A l’occasion du Space, la société Olmix présentera MORGANE : un concept validé de production d’énergie verte et de valorisation des « éco-ressources »

« Morgane » fait figure d’exception puisqu’il s’agit du seul pôle de chimie verte européen à utiliser des algues vertes dans son procédé. Le site transforme algues vertes, déchets animaux et déchets végétaux en énergies renouvelables et produits naturels pour l’agriculture.

Toutes les éco-ressources prises en charge sont intégralement valorisées par des procédés de broyage, de méthanisation et de filtration afin de produire des engrais et des fertilisants liquides. A la fin du process de fabrication, l’eau est également revalorisée.
Dans le contexte d’une agriculture Bretonne souvent montrée du doigt pour son impact sur l’environnement, la technologie Morgane offre une solution nouvelle génération à la fois écologique et éthique à la pollution aux nitrates, à la prolifération des algues vertes sur les littoraux et à la production d’énergie propre sans utiliser de matières premières ou de céréales nécessaires à l’alimentation humaine.

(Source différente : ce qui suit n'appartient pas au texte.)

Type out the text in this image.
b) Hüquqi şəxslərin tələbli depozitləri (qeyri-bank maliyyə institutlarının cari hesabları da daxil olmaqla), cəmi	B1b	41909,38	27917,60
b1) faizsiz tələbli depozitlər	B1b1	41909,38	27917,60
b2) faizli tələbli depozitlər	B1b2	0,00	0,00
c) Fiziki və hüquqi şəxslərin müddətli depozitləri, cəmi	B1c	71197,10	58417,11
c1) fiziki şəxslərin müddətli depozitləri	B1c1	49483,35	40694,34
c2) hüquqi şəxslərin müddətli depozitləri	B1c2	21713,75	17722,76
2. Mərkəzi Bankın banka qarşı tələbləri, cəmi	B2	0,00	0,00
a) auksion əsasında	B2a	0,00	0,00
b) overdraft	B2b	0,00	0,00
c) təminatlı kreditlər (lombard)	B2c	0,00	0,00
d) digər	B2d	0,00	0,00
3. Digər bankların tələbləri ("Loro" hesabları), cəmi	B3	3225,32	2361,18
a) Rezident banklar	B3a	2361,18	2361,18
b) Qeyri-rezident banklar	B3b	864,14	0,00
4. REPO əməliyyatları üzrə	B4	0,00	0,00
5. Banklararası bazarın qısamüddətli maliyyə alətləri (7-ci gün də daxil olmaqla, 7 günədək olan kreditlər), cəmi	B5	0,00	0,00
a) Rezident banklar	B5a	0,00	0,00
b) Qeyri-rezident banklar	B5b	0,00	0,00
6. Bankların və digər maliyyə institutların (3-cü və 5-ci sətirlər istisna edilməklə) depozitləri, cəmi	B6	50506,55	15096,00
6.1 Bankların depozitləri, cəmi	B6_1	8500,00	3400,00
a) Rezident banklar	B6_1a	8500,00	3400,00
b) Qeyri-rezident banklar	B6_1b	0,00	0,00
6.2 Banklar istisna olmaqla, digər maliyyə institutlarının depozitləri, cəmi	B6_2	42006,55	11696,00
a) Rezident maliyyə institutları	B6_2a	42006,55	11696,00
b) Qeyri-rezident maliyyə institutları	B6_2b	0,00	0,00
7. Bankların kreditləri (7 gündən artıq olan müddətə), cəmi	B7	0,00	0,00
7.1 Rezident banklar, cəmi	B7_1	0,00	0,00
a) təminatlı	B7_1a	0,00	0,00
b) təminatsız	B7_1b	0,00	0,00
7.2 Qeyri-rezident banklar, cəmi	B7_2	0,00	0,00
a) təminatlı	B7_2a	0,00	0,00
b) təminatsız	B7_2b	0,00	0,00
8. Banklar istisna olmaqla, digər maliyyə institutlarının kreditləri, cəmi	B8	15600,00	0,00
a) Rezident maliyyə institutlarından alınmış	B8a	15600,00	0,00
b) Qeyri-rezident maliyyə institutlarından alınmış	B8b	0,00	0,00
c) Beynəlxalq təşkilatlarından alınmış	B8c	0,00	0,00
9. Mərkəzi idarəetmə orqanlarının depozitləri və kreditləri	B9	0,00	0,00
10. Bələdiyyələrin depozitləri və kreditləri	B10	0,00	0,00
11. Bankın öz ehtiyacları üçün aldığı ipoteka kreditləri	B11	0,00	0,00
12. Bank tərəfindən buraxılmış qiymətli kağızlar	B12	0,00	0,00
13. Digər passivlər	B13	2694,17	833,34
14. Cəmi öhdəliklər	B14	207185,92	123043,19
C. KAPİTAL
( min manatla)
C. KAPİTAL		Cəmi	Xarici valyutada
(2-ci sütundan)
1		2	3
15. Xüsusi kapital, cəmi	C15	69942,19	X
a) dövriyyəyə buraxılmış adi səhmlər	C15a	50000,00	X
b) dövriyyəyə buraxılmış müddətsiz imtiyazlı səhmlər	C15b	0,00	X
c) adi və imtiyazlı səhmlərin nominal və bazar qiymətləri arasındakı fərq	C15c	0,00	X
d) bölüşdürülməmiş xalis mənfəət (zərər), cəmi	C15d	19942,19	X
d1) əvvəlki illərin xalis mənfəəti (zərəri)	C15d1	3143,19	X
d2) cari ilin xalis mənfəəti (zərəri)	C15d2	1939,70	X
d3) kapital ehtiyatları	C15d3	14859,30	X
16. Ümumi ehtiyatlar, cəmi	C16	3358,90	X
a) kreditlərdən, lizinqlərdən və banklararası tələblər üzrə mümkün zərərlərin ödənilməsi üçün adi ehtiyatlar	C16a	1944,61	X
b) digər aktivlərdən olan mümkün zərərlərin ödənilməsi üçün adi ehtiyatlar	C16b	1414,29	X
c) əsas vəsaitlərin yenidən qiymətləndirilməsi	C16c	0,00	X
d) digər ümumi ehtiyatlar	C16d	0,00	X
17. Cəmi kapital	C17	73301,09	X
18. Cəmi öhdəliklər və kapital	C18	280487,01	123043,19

Cette technologie révolutionnaire intéresse déjà de nombreux pays dans le monde, comme la Chine, par exemple, confrontés aux marées vertes des algues.
« Morgane » est également une réponse à de fortes attentes régionales. En effet, la Bretagne ne disposant pas de centrale nucléaire doit, sur ses propres ressources, développer un modèle alternatif de production d’énergie pour contribuer à la diversification des sources d’énergie. De plus, les industriels bretons de l’agroalimentaire ainsi que les professionnels du monde agricole y trouveront une réponse efficace à leurs problématiques de déchets.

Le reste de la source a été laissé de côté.